M : Comment se lancer dans un travail intérieur ? Avez-vous des conseils à donner ?

F.B : Il est important de laisser la place à l’indisponible. Cela peut passer par la déconnexion ou encore un allégement des réunions afin de sanctuariser des moments pour soi. Préserver ses espaces intérieurs est essentiel pour l'entrepreneur. Comme nous avons pris l’habitude de prendre une douche tous les matins, nous pourrions prendre l’habitude de prendre une “douche éthique” régulièrement, un moment de questionnement existentiel qui nous assure que nous nous dirigeons dans le bon sens. C’est une hygiène mentale !

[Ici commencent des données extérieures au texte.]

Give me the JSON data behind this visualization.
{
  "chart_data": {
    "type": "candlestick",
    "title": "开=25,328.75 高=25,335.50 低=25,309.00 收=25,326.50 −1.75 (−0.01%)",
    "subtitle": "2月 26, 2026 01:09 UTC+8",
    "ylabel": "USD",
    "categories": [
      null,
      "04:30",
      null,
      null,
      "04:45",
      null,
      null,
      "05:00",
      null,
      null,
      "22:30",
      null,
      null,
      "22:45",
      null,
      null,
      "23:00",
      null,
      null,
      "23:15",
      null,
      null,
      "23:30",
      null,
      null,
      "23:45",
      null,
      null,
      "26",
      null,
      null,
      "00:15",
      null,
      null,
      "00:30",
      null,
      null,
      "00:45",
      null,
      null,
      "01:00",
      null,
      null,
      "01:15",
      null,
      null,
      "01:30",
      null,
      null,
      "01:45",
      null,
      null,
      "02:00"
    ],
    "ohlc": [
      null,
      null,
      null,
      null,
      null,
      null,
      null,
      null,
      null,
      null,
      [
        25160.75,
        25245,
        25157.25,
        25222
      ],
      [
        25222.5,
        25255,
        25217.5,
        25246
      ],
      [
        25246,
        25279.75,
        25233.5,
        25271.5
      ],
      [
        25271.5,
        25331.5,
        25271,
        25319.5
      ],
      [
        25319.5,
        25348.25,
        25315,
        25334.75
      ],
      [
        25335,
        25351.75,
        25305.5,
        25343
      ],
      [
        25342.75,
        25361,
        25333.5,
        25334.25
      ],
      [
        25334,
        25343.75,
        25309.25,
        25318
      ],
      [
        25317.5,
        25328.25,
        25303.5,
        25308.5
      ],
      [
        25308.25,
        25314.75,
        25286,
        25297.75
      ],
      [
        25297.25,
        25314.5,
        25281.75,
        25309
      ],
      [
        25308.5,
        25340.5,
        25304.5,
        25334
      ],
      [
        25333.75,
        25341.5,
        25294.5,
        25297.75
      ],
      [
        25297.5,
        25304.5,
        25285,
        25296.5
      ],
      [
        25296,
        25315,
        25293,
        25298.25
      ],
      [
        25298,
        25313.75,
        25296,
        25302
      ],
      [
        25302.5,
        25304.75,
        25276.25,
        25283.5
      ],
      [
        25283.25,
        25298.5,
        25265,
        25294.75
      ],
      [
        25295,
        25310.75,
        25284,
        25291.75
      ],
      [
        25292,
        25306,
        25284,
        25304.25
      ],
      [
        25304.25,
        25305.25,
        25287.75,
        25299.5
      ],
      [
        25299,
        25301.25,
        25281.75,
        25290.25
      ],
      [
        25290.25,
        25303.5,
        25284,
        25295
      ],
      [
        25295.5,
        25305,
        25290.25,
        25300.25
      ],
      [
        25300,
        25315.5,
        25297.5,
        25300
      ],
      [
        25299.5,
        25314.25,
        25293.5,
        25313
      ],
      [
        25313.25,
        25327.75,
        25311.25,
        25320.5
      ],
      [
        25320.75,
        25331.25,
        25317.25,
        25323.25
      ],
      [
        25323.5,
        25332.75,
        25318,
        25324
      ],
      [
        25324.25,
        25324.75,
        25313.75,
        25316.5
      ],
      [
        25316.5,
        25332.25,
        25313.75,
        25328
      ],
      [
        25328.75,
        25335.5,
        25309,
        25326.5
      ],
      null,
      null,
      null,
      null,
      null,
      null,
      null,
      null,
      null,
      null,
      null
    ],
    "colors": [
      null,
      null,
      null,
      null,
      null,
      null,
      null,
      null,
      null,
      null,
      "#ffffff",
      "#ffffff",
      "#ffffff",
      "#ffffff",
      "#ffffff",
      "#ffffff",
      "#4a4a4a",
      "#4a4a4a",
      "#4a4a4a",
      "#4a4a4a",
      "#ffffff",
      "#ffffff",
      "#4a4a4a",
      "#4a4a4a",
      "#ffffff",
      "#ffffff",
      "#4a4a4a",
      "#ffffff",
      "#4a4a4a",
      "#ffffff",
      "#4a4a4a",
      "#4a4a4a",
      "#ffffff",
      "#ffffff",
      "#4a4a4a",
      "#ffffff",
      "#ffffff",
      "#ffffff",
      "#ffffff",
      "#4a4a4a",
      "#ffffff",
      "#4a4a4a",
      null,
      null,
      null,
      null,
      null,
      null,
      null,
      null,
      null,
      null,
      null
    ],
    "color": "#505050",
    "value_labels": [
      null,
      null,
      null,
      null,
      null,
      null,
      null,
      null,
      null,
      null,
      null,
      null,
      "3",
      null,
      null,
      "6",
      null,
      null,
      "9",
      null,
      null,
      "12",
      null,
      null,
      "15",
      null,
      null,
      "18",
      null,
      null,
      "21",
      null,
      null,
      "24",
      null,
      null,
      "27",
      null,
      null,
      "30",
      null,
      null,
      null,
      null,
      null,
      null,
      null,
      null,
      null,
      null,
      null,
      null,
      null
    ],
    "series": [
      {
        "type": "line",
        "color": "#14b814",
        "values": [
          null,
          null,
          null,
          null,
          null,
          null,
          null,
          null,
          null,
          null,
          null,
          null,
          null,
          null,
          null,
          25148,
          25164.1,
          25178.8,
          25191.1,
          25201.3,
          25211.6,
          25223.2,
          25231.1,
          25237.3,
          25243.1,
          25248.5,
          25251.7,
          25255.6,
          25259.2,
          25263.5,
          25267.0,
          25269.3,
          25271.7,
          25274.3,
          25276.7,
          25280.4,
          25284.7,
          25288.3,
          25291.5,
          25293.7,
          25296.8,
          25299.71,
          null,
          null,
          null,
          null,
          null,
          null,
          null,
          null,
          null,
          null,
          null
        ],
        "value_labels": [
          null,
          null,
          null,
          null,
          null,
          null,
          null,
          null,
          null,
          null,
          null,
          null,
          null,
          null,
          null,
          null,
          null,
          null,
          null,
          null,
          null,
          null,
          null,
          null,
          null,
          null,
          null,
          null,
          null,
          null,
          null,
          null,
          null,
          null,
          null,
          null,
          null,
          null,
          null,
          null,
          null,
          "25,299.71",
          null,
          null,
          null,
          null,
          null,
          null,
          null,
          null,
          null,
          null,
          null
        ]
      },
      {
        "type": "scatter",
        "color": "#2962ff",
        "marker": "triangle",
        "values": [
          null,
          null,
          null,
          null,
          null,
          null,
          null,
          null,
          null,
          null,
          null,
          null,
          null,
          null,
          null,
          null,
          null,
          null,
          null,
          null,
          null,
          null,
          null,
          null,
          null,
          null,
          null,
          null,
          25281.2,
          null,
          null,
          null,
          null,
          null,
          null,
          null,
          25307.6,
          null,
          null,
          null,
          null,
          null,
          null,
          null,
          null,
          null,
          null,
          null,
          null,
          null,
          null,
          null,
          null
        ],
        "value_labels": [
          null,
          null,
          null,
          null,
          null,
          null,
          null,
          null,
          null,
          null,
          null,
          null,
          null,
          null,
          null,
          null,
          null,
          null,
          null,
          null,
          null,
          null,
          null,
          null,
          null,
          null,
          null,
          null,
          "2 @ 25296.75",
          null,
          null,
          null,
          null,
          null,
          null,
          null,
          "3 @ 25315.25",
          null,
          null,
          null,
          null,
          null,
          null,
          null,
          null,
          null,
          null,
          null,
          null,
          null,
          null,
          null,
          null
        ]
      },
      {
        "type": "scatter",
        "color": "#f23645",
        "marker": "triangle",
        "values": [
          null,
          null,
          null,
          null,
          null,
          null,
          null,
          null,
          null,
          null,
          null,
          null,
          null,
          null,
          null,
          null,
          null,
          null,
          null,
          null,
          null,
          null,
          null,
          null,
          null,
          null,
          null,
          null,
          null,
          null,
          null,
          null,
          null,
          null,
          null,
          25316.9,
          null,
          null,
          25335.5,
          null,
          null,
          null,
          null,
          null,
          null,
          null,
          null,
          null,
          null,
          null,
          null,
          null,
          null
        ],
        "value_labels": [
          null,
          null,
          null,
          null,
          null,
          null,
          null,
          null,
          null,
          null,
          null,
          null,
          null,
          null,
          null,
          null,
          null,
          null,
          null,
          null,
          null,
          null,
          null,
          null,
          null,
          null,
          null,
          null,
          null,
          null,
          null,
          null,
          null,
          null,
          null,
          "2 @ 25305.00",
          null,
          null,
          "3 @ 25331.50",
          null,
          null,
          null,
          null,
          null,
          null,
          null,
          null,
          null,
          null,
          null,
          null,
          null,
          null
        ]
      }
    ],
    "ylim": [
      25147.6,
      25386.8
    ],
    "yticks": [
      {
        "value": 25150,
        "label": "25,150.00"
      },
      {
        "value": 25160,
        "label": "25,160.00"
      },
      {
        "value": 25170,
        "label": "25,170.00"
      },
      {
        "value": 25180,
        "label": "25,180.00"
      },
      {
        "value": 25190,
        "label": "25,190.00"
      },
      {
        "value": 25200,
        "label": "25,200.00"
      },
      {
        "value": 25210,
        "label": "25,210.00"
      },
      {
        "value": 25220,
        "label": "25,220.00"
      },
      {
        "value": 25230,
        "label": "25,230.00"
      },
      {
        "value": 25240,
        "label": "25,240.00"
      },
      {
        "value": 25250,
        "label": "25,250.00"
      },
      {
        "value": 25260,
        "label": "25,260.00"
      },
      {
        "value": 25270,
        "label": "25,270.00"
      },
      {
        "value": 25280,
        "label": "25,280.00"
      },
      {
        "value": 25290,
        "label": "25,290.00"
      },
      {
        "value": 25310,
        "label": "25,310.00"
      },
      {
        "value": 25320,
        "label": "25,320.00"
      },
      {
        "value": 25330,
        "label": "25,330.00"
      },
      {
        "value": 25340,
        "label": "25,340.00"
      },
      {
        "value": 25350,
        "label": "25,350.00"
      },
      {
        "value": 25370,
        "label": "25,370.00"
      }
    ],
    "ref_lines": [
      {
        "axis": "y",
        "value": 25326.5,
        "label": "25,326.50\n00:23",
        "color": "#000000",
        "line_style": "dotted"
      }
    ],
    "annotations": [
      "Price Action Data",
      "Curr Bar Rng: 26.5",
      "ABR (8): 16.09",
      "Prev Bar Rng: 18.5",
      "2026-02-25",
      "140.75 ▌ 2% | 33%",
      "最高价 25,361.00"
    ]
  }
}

Les rituels stoïciens, tels que la lecture et l'écriture régulières (même pour de courts moments), peuvent y contribuer. Éliminer les distractions, comme les e-mails et les réseaux sociaux personnels sur le téléphone, favorise également cet environnement propice à la réflexion. Les stoïciens soulignaient l'importance de s'entraîner à devenir ce que l'on aspire à être. Pour cela, ils recommandent des exercices de lecture matinaux et en fin de journée. L’objectif ? Revisiter sa journée en s'engageant dans des pratiques introspectives permettant à l’individu de rester aligné avec ses valeurs fondamentales.

M : Avez-vous une citation qui résume cette approche réflexive de l’entrepreneur ?

F.B : Je vais reprendre une citation de Bergson : « Agir en homme - ou femme- de pensée, et penser en homme - ou femme- d’action. » On en revient à l’incontournable nécessité de penser ce que l’on fait, à questionner nos certitudes pour agir en fonction de notre socle éthique, notre boussole.